Mürşidin Kucağında Büyüyen Evlat
- Deniz Demir
- 20 Nis
- 1 dakikada okunur
Cümlenin evladı Hak’ta saklı olsun. Hiçbirinin ayağına taş değmesin, hiçbiri kalbinde eksiklik hissetmesin. Zira bazı yollar ayakkabıyla değil, yürekle yürünür. Ve bazı adımların rehberi çocuklar olur, bazı gecelerin kandili bir evladın sessiz duası…
Bugün bir doğum günü değil yalnızca. Bugün bir gönlün, bir mürşidin, bir rehberin hayata gelişinin yıldönümü. İsmi Mansur… Belki Hallâc-ı Mansûr’un izinde yürüyen bir yürek, belki sükûtla terbiye edilmiş bir kalp. Ona yöneltilen sevgi sıradan değil; hakikati koklayan bir niyaz gibi, aşkın göğsünde mayalanmış bir sadakat gibi.
“Kim kime rehber olur, büyütür?” diye sorar şair. “Çocuk mu babayı, yoksa baba mı çocuğu?” Bu sorunun cevabı, dünyevi bir ölçekte değil, maneviyatın sonsuz terazisinde tartılır. Çünkü bazen çocuk olur insan; babasının kalbini taşır, derdini büyütür, suskunluğunu dillendirir. Bazen de mürşit olur evlat; kudret sütüyle değil, şefkatle besler büyütür.
“Ben babamı kucağımda uyuttum” diyen bir gönül, artık evlat değil, bir dergâh olur. “Kalbim evi oldu” derken, baba evladın gönlünde ikamet eder.
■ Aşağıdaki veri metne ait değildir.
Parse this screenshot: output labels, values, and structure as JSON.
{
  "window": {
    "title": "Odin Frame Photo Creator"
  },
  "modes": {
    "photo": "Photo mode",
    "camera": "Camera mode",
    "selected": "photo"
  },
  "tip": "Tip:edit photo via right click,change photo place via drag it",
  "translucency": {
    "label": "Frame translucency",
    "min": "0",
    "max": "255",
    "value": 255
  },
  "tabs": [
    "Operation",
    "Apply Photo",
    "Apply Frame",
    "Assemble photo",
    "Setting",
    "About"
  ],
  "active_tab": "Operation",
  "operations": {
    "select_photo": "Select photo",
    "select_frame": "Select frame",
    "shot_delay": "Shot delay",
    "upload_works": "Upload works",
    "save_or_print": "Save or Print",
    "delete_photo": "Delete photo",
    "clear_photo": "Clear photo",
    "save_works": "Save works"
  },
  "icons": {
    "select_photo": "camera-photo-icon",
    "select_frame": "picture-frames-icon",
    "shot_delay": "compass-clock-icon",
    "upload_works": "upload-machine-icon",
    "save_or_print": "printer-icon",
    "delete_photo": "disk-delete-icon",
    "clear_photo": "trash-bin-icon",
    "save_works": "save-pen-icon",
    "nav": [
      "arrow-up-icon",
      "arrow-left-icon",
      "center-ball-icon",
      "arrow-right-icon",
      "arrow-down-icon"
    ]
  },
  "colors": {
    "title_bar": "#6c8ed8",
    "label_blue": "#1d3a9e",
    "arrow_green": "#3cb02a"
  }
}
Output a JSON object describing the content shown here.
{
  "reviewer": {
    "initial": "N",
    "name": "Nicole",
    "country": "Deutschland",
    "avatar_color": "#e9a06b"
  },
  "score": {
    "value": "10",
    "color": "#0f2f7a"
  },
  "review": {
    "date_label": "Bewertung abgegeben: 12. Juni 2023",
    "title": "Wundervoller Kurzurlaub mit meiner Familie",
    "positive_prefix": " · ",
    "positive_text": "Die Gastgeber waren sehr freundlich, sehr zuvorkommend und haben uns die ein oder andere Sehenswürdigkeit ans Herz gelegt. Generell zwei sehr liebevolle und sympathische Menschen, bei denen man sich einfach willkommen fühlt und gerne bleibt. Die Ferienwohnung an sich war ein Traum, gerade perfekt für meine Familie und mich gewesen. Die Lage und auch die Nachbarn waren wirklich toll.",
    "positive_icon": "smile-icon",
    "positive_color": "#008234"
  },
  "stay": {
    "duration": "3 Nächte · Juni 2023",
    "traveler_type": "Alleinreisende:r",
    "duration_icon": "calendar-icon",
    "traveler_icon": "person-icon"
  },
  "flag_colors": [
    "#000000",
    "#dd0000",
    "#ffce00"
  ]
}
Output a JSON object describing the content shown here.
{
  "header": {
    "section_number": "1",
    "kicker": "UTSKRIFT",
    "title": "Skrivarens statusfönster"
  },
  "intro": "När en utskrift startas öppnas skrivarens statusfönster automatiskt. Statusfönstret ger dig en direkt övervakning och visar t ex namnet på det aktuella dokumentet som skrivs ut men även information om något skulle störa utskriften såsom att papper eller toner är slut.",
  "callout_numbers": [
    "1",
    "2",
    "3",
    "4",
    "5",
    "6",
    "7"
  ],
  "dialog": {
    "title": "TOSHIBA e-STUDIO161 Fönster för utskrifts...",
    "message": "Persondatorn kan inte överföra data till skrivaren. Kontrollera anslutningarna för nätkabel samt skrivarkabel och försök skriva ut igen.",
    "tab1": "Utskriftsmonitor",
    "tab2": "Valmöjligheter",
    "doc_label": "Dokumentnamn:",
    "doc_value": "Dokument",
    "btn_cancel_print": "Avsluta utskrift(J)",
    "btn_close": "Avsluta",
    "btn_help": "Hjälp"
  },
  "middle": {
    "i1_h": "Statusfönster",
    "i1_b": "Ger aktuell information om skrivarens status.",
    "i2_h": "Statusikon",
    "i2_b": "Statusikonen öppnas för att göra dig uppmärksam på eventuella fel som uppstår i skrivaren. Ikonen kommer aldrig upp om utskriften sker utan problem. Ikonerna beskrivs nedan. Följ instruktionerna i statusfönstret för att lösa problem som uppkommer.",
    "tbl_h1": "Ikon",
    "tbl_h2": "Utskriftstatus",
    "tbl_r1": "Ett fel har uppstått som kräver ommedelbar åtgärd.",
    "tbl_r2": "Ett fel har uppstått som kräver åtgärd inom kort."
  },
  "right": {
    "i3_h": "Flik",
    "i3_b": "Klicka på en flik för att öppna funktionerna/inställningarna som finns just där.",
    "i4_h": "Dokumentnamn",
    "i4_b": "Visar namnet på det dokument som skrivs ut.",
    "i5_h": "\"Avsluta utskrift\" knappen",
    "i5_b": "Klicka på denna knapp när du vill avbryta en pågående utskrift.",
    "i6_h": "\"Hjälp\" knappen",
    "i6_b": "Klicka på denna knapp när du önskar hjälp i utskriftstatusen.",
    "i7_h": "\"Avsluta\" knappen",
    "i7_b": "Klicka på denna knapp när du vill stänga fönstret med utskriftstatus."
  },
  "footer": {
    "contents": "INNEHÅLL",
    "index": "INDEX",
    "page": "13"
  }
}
Mansur’un dilinden değil, yüreğinden yükselen bu sözler, zamanın ötesinden gelir: “Şimdi gelmiş, sultan olmuş obama.”
Bir evladın mürşidine duyduğu bu derin niyazda, ne bir dünyevi hırs vardır, ne de gösteriş. Bu, aşkın en sade halidir: Kendini unutup, bir başkasında kemale ermek.
İstanbul’un apartmanlarından birinde, belki dar bir odada, belki mütevazı bir sofrada kutlanan bir doğum günüdür bu. Ama aynı zamanda bir hakikat mektebinin yıldönümüdür. Zira her mürşid, bir mekteptir. Her Mansur, bir Hallâc’ın yoldaşıdır.
Ve bizler, bazen bir çocuğun yüreğinde yeniden doğarız.
Doğum günün kutlu olsun, Mansur. Sana kudretli, sessiz, hakikatli bir ömür diliyoruz.